Recent events associated with the releases of radioactive materials and the recognition of the possibility of events that are associated with the release of radioactive materials to happen in the future represent major challenges for advanced and global societies. Radiological or nuclear events due to accidents have and will have an enormous socio-economical and political impact on local and global communities. While it is possible that such an event may have some health effects due to radiation, the psychological impact will be significant, as observed in Japan. While it is paramount to enhance the safety and security of the currently operating and future nuclear power plants, it is also critical to enhance means in responding and recovering from a possible event to minimize the impact of such events, i.e. to increase the resilience to such events.

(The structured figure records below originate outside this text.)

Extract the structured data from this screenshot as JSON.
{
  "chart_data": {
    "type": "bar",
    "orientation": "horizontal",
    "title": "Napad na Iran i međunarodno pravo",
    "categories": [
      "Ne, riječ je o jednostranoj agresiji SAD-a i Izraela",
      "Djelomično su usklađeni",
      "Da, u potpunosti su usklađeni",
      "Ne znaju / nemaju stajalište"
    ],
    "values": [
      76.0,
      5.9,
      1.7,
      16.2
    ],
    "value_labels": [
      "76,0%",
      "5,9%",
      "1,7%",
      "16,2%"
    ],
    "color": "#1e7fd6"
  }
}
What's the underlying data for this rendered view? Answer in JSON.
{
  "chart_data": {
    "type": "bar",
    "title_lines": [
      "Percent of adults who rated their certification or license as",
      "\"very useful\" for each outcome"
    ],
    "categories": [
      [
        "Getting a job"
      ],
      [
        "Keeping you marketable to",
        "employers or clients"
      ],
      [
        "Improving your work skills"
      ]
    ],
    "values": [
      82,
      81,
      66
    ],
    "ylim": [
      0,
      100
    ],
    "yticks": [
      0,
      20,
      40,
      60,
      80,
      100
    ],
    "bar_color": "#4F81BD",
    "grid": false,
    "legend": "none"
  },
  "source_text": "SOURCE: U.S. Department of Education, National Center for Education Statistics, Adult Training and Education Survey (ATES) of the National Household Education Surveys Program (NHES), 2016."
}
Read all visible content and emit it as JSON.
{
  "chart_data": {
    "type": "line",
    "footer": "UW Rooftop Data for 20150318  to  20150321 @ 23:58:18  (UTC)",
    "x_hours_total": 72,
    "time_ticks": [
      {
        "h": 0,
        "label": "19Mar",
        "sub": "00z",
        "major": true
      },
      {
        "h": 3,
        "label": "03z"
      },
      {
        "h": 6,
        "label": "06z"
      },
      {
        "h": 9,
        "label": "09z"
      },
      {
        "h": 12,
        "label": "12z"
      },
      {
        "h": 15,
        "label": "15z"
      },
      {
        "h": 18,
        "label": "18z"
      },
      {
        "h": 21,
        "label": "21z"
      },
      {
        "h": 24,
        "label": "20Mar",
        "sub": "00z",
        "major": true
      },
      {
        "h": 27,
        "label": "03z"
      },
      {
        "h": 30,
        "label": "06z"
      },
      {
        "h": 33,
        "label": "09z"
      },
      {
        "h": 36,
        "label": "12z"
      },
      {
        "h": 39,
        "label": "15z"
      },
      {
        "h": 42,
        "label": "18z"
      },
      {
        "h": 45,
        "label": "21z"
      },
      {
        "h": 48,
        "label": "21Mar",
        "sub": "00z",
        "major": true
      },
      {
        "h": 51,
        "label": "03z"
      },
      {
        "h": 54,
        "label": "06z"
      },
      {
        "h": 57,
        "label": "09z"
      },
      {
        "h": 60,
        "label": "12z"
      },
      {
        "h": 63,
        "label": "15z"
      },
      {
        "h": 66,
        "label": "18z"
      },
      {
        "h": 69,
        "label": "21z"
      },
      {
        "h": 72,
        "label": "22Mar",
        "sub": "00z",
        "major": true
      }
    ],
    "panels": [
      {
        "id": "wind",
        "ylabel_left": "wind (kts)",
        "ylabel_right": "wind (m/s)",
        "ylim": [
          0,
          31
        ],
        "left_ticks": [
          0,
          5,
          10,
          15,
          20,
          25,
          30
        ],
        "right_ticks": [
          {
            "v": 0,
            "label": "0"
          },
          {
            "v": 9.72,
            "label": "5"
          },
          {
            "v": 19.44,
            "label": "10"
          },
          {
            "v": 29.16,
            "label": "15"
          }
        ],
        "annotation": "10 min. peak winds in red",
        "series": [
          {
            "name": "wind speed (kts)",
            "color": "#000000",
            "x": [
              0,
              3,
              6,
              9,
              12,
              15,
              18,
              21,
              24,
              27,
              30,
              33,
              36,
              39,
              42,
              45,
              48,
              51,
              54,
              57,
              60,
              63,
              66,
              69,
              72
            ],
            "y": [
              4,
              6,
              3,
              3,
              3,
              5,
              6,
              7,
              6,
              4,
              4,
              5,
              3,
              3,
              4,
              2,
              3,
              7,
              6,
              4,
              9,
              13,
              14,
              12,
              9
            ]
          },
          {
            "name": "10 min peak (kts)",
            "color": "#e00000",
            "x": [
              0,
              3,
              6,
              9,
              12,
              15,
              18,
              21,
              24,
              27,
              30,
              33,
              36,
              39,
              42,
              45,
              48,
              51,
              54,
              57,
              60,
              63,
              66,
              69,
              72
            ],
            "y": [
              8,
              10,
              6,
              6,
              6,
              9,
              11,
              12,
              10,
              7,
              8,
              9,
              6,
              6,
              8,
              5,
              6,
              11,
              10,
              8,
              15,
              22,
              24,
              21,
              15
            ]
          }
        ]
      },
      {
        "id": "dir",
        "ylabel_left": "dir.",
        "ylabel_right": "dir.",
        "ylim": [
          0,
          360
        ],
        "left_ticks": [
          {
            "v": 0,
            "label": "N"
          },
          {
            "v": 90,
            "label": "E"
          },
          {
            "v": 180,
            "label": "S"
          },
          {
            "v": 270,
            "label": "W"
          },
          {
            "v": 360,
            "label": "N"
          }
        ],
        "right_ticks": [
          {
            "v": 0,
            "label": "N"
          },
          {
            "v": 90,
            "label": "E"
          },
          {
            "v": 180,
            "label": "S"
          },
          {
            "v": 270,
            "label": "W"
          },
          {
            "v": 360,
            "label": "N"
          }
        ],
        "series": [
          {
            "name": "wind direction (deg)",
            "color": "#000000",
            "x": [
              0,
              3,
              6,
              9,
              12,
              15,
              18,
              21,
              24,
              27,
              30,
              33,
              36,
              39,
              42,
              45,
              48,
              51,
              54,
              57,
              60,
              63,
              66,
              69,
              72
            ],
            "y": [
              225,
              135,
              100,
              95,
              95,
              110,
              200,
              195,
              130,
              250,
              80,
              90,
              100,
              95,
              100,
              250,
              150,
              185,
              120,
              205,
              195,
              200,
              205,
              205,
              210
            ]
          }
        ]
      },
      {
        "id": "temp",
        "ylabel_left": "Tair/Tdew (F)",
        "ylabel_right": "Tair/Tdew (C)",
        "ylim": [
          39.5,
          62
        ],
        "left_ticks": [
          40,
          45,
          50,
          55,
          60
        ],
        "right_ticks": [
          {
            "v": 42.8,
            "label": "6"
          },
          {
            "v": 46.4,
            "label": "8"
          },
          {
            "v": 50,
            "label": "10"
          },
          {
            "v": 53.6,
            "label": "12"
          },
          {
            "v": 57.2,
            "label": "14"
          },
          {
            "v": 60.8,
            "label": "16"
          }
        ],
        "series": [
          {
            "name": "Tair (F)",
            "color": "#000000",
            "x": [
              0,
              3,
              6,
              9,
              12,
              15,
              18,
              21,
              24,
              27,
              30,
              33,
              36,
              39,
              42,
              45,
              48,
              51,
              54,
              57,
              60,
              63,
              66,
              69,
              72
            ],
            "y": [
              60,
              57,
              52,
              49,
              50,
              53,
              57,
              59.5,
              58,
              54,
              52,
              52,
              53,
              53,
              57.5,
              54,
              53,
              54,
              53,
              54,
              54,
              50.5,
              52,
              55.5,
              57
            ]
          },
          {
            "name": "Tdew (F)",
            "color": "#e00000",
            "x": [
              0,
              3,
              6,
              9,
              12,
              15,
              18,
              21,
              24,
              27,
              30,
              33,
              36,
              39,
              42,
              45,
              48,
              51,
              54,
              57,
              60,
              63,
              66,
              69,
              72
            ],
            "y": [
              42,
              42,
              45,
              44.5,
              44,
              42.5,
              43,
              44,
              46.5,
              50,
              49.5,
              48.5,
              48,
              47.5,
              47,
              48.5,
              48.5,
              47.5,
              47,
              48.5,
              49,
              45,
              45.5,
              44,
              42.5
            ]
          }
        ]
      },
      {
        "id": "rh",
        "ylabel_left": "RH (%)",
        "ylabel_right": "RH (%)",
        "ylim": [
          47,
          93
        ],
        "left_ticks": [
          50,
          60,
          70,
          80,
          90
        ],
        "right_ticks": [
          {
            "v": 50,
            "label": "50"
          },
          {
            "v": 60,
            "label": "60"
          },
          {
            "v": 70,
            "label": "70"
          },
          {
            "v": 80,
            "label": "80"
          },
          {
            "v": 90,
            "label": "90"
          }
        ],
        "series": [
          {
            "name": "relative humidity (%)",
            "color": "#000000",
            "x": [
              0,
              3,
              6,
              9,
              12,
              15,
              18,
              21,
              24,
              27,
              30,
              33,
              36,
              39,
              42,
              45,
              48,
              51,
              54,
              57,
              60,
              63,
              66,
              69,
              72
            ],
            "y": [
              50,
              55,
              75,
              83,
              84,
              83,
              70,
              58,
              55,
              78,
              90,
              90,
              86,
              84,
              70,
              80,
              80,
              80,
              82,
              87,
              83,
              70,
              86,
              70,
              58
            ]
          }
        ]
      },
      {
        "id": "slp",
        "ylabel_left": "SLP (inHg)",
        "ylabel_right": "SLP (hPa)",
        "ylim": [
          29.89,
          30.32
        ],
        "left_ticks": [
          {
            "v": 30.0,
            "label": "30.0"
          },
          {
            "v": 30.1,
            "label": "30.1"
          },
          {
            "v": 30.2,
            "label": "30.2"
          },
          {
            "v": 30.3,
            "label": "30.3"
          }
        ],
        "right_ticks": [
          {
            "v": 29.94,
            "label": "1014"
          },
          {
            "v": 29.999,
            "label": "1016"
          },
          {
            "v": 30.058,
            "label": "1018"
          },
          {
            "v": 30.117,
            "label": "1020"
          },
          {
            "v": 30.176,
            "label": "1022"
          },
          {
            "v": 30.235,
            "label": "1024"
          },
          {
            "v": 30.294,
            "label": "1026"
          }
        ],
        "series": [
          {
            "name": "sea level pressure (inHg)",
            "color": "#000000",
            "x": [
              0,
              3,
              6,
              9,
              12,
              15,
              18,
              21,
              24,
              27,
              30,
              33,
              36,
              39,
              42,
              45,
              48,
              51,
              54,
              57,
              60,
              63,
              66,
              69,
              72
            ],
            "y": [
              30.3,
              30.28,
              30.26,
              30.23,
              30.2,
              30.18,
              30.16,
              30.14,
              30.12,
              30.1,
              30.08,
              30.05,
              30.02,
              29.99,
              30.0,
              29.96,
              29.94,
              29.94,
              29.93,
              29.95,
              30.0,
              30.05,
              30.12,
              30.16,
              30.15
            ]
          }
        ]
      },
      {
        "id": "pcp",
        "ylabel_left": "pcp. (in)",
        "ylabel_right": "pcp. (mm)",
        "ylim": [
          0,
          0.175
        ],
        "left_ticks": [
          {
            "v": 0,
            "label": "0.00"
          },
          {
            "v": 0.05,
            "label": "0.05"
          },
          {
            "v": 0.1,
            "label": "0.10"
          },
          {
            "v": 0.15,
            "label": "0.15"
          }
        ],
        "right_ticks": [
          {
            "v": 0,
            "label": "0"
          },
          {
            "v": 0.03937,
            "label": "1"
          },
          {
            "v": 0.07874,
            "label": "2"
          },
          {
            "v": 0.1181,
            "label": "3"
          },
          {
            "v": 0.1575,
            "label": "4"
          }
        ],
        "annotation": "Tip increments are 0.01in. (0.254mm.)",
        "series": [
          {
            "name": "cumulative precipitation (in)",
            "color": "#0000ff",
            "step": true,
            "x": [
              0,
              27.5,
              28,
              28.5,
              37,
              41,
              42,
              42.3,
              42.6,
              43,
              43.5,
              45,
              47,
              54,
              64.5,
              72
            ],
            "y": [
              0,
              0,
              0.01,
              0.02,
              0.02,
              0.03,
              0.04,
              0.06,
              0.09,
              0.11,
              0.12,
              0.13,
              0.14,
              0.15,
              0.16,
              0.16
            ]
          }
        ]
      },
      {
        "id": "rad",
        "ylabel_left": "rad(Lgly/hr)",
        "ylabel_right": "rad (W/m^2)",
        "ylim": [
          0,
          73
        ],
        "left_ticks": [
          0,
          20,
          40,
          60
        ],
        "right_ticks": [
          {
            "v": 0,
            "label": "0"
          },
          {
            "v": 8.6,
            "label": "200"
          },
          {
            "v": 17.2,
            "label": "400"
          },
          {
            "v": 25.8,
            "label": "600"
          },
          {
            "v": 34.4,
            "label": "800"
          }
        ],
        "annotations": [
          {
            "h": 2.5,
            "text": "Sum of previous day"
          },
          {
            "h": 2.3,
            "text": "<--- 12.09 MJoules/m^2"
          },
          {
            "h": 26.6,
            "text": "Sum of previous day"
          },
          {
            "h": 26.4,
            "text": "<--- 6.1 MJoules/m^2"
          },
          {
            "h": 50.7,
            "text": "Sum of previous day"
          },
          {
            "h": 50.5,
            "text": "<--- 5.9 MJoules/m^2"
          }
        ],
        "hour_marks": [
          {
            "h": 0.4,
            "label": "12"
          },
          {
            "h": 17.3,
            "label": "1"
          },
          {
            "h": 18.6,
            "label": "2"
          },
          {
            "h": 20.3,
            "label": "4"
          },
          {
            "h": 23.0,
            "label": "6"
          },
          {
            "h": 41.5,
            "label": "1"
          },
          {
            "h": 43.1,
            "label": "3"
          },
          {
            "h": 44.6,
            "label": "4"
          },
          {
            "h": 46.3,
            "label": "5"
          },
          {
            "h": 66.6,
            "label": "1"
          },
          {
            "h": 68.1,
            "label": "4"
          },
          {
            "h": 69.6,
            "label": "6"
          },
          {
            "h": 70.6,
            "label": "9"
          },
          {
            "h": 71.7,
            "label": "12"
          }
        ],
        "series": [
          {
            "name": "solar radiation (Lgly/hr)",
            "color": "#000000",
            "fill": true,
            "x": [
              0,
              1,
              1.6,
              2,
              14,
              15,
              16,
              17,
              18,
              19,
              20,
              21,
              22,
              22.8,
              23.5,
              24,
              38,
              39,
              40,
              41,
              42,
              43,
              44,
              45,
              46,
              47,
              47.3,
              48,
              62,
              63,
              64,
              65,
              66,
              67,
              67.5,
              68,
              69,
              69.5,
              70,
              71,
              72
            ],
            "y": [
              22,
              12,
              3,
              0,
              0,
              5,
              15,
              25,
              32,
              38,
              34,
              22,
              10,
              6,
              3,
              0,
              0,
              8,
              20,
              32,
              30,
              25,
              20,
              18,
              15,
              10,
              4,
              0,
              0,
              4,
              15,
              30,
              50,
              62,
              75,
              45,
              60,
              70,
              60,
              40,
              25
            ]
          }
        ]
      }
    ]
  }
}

The Institute for Resilient Communities addresses this need by combining natural and social sciences, technology and engineering, and education and outreach, and involves local communities, all in a global context. It addresses the need to improve the scientific understanding of the causes and impacts of such events. The education and outreach aspect aims to minimize the psychological effects through a better-informed public. While the initial focus will be on radiation, the goal is to establish programs to enhance science and technological literacy more broadly, including basic concepts in science and engineering. Data are collected and made available to recognize and appreciate the world we are living in, particularly the world we cannot see or physically feel. Local communities and schools are being involved to effectively introduce these concepts to the public and into schools. By providing such a framework, the Institute for Resilient Communities is a trusted resource to the public, media as well as decision makers, essential in the response to a radiological or nuclear event to minimize the effect and speed-up the recovery, i.e. enhancing resilience.